Walnuts - a good source of omega-3 fatty acid that reduces inflammation. Improve brain function and slow down mental decline. Promote memory and ability to think. May reduce the risk of breast, prostate, and colorectal cancer. Help manage weight and blood glucose levels.
Cashews - reduce LDL or bad cholesterol. High in magnesium, which reduces the risk of strokes and heart disease. Excellent snack for type 2 diabetes because they are low in carbohydrates. Contains B6, Vitamin K, Zinc, Phosphorus, and Manganese.

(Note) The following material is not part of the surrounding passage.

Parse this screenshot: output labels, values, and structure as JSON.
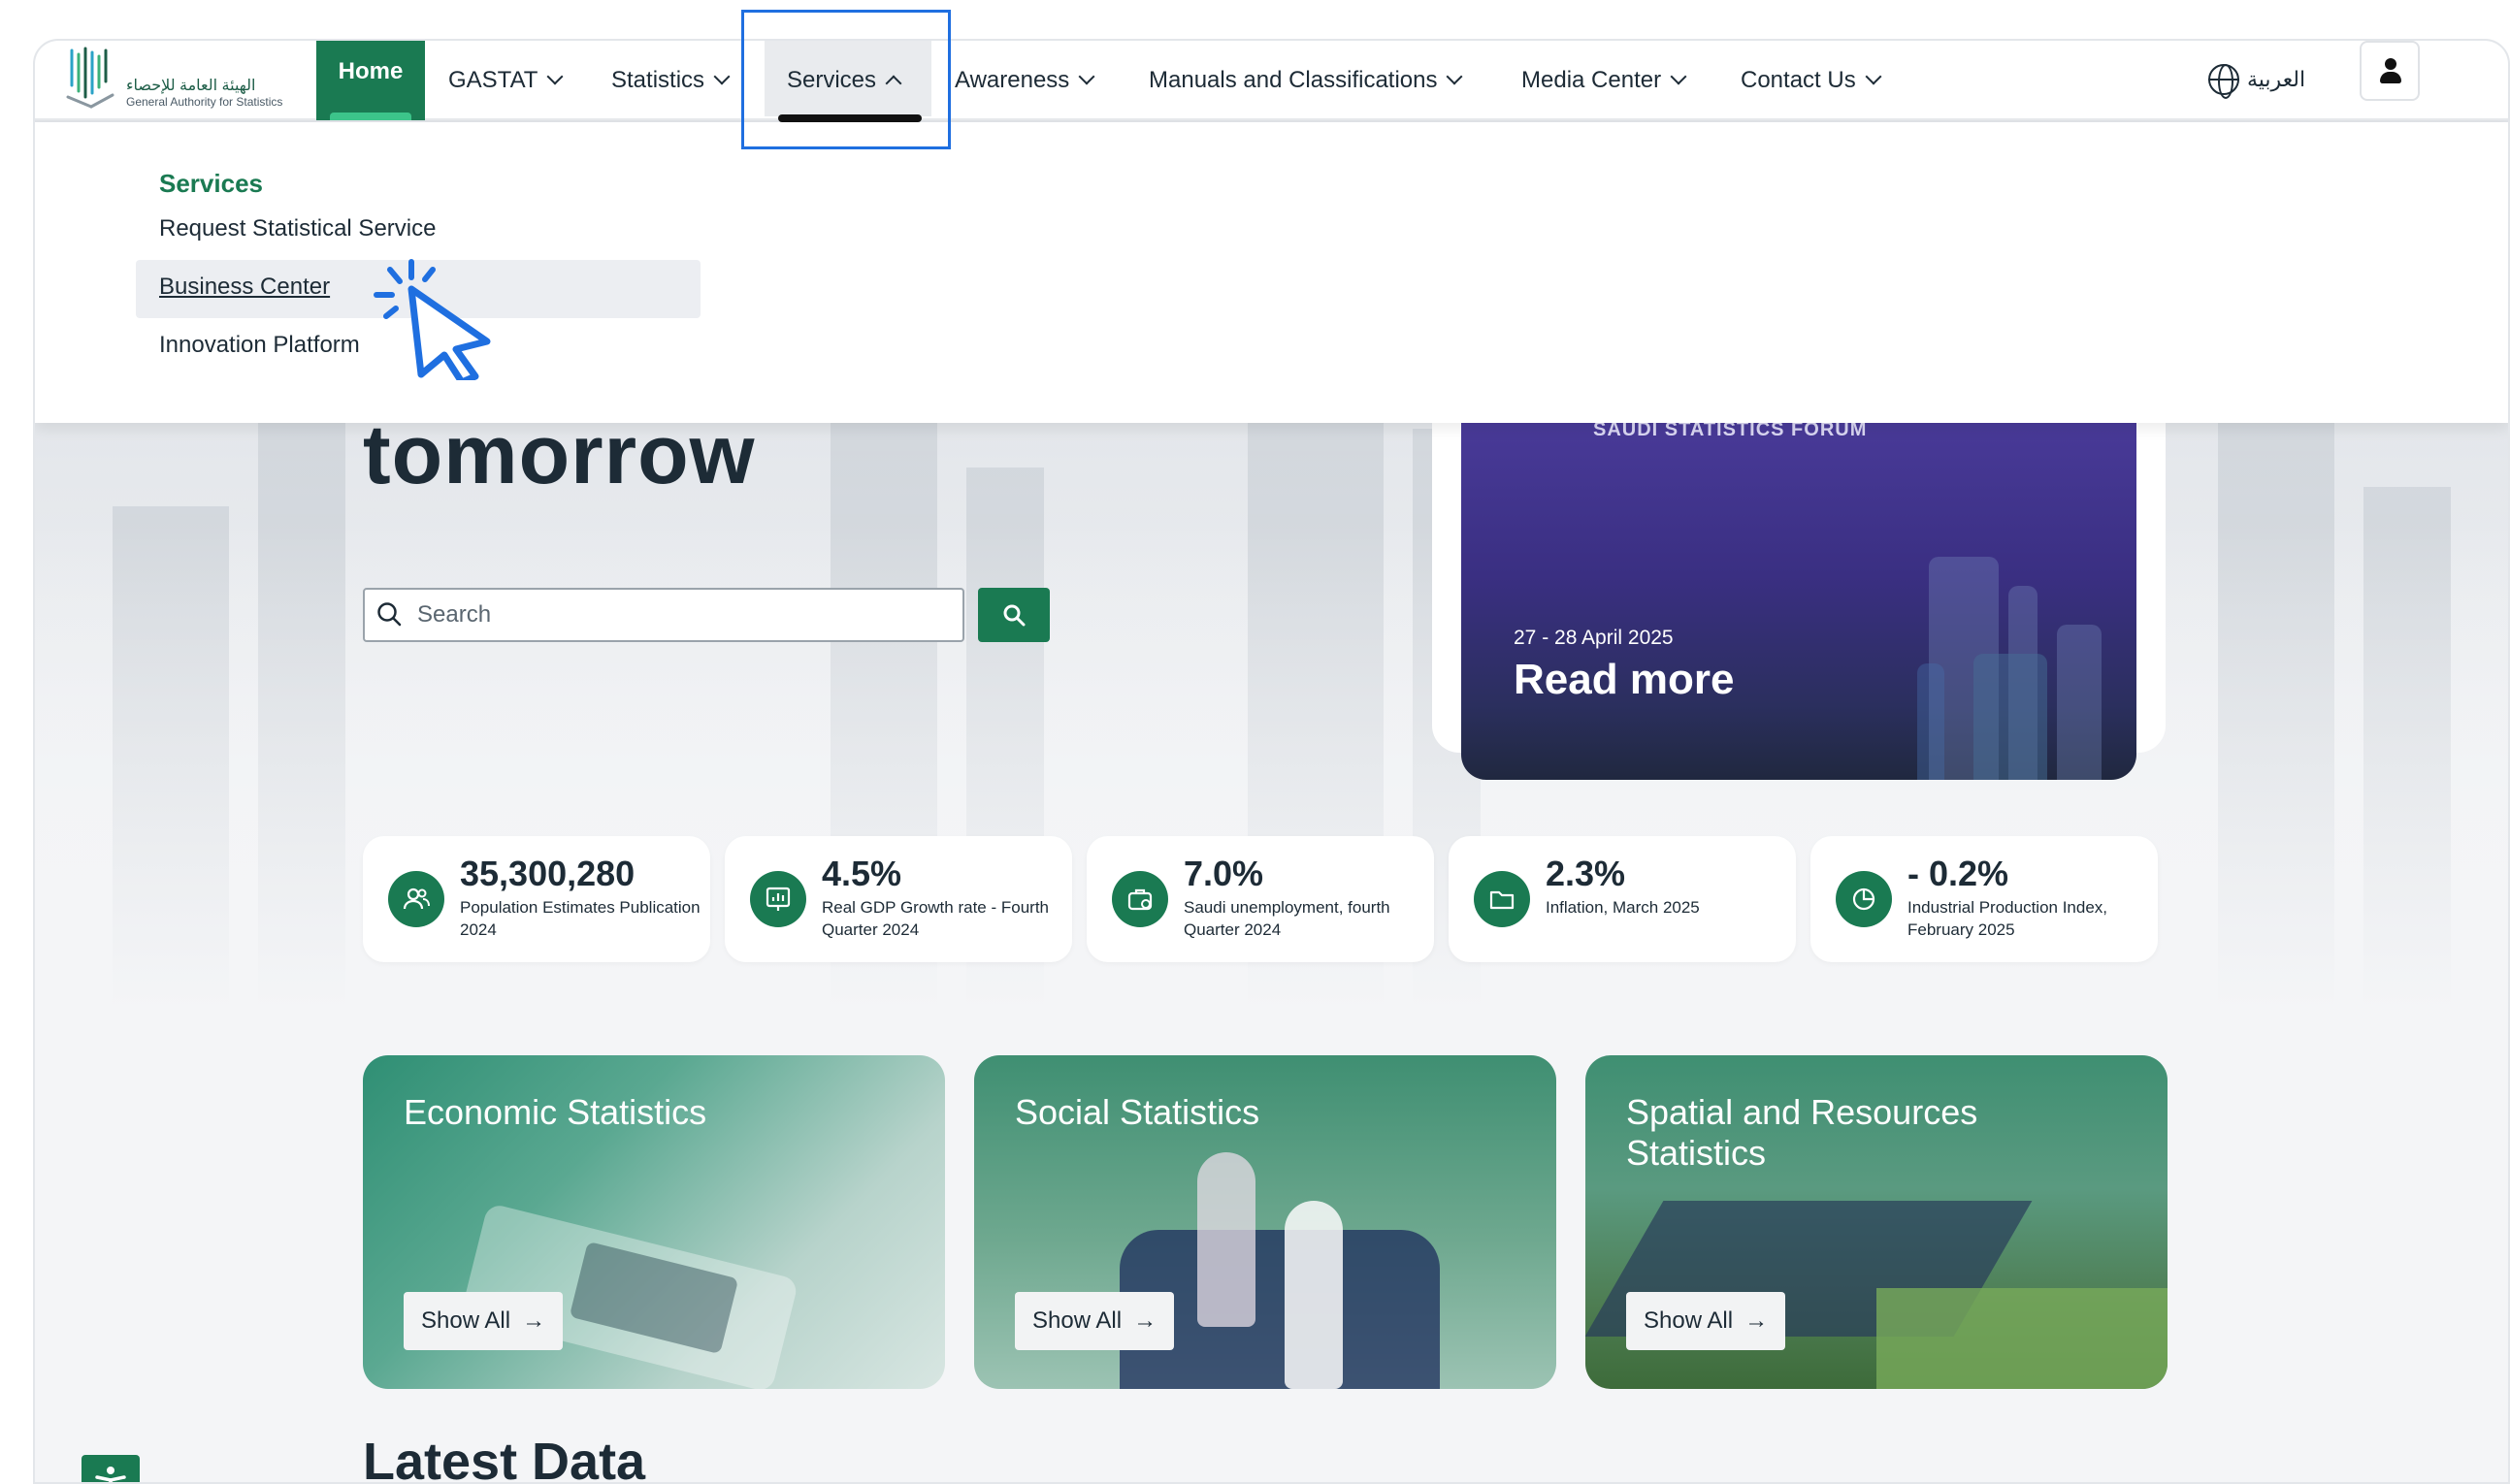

Pistachios - rich in nutrients such as protein, fiber, and healthy fats. Loaded with antioxidants that help reduce inflammation and protect cells from damage. May aid in weight management due to their high protein and fiber content. Can help improve heart health by lowering cholesterol and blood pressure levels. May promote healthy gut bacteria and improve digestion. May help lower blood sugar levels and reduce the risk of developing diabetes.
Hazelnuts - reduce weight gain. Lower cholesterol. Protect against cell damage. Improve insulin sensitivity. Support heart health. Reduce inflammation. Improve sperm count. Loaded in antioxidants, nutrients, and vitamins.
Recipe - Walnut Pound Cake
Ingredients:
- 1 cup butter, softened
- 2 cups sugar
- 4 eggs
- 1 teaspoon vanilla extract
- 3 cups all-purpose flour
- 1 teaspoon baking powder
- 1/2 teaspoon salt
- 1 cup milk
- 1 cup chopped walnuts
Instructions:
1. Preheat oven to 350°F (175°C) and grease a bundt pan.
2. In a large bowl, cream together butter and sugar until light and fluffy.
3. Beat in eggs one at a time, then stir in vanilla.
4. Combine flour, baking powder, and salt; gradually add to the creamed mixture alternately with milk.
5. Fold in chopped walnuts.
6. Pour batter into prepared pan and bake for 60-70 minutes, or until a toothpick inserted into the center comes out clean.
7. Allow the cake to cool in the pan for 10 minutes before removing to a wire rack to cool completely. Enjoy your walnut pound cake!